Nach Absage für Esch

Steigen Triers Chancen auf eine Tour-Etappe?

Foto zu dem Text "Steigen Triers Chancen auf eine Tour-Etappe?"
Das Logo der Tour de France | Foto: Cor Vos

29.09.2016  |  (rsn) – Nach der Tour-Absage für das luxemburgische Esch, worüber die Zeitung L’Essentiel berichtete, sieht Triers Oberbürgermeister Wolfram Leibe weiter gute Chancen für seine Stadt, im kommenden Jahr ein Teilstück der Tour de France ausrichten zu dürfen. Trier bewirbt sich gemeinsam mit seiner französischen Partnerstadt Metz als Etappenorte. Im Juli war Leibe gemeinsam mit seinem Metzer Amtskollegen zum Finale der diesjährigen Frankreich-Rundfahrt eingeladen worden - im Gegensatz zu den Oberbürgermeistern anderer Bewerberstädte wie etwa Mannheim.
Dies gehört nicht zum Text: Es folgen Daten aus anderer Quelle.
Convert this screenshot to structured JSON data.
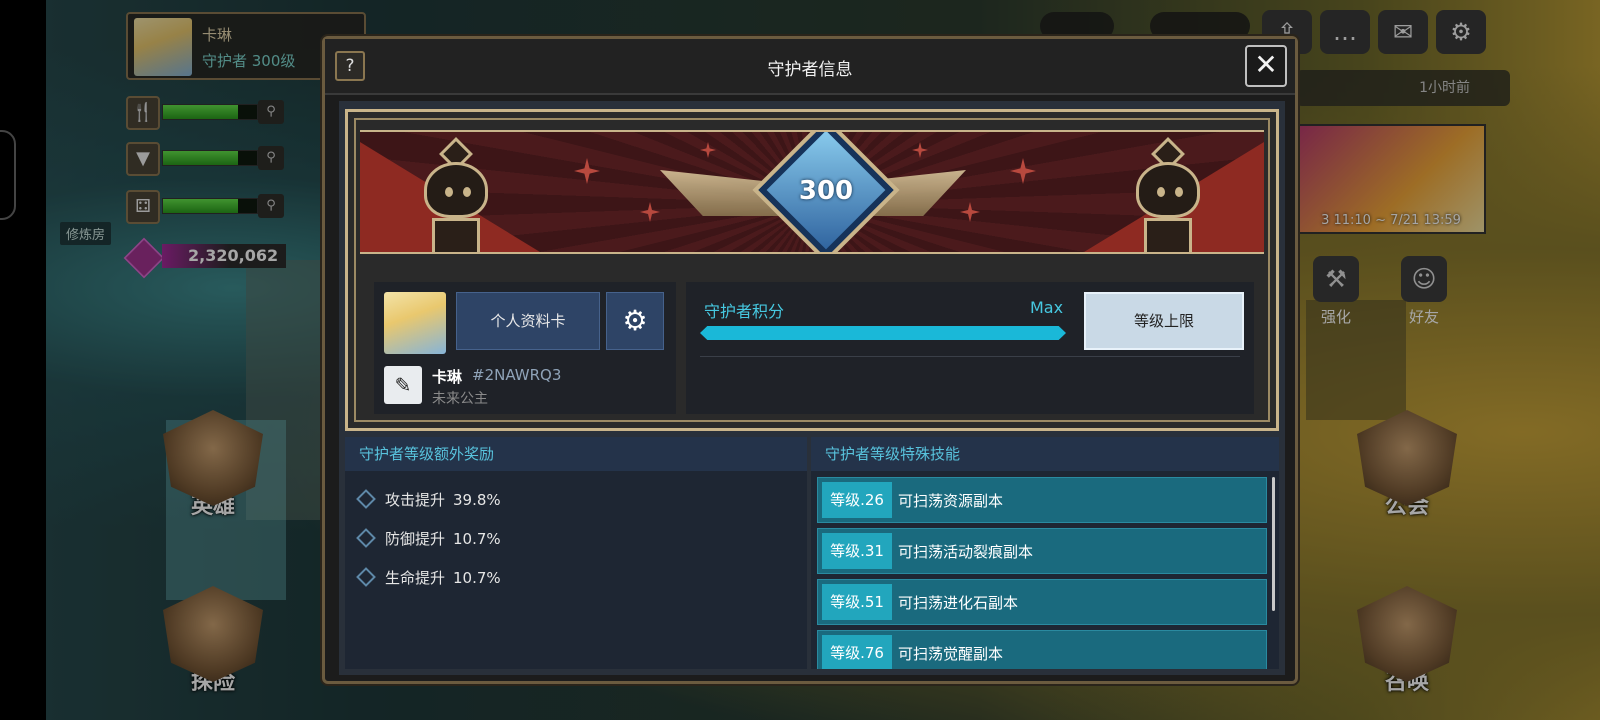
{
  "hud": {
    "player_name": "卡琳",
    "player_rank": "守护者 300级",
    "training_room": "修炼房",
    "gems": "2,320,062",
    "notice_time": "1小时前",
    "event_dates": "3 11:10 ~ 7/21 13:59",
    "side_buttons": {
      "enhance": "强化",
      "friends": "好友"
    },
    "nav": {
      "hero": "英雄",
      "adventure": "探险",
      "guild": "公会",
      "summon": "召唤"
    }
  },
  "modal": {
    "title": "守护者信息",
    "help_label": "?",
    "close_label": "✕",
    "level": "300",
    "profile": {
      "profile_card_label": "个人资料卡",
      "name": "卡琳",
      "id": "#2NAWRQ3",
      "title": "未来公主"
    },
    "points": {
      "label": "守护者积分",
      "max_label": "Max",
      "progress": 1.0,
      "cap_button": "等级上限"
    },
    "bonus": {
      "header": "守护者等级额外奖励",
      "items": [
        {
          "label": "攻击提升",
          "value": "39.8%"
        },
        {
          "label": "防御提升",
          "value": "10.7%"
        },
        {
          "label": "生命提升",
          "value": "10.7%"
        }
      ]
    },
    "skills": {
      "header": "守护者等级特殊技能",
      "items": [
        {
          "level": "等级.26",
          "text": "可扫荡资源副本"
        },
        {
          "level": "等级.31",
          "text": "可扫荡活动裂痕副本"
        },
        {
          "level": "等级.51",
          "text": "可扫荡进化石副本"
        },
        {
          "level": "等级.76",
          "text": "可扫荡觉醒副本"
        }
      ]
    }
  },
  "colors": {
    "accent": "#46c8e0",
    "frame_gold": "#c9b48a",
    "button_blue": "#2e4466",
    "skill_row": "#1a6a7e"
  }
}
Die Tour de France beginnt im kommenden Jahr mit einem 13 Kilometer langen Einzelzeitfahren in Düsseldorf, wo auch die 2. Etappe beginnen wird. Weitere Details zum Grand Départ liegen noch nicht vor.
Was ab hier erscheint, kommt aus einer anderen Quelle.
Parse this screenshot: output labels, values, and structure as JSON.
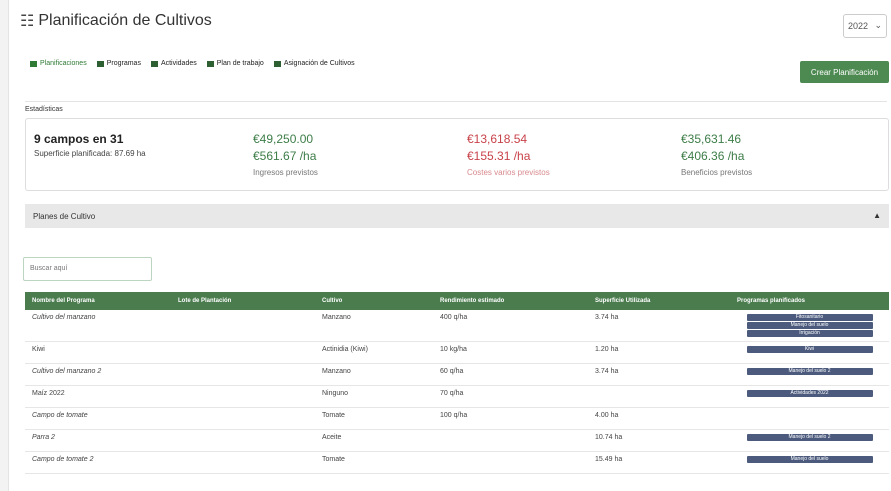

Wie die Rheinische Post berichtet, sollen sich die Gesamtkosten für den Tour-Start in der nordrhein-westfälischen Landeshauptstadt auf elf Millionen Euro belaufen, wovon 4,5 Millionen Euro Lizenzgebühren für den Veranstalter ASO seien. Die Stadt rechnet mit rund zwei Millionen Euro zusätzlicher Gewerbesteuereinnahmen und hofft, den Zuschussbedarf auf drei Millionen Euro begrenzen zu können.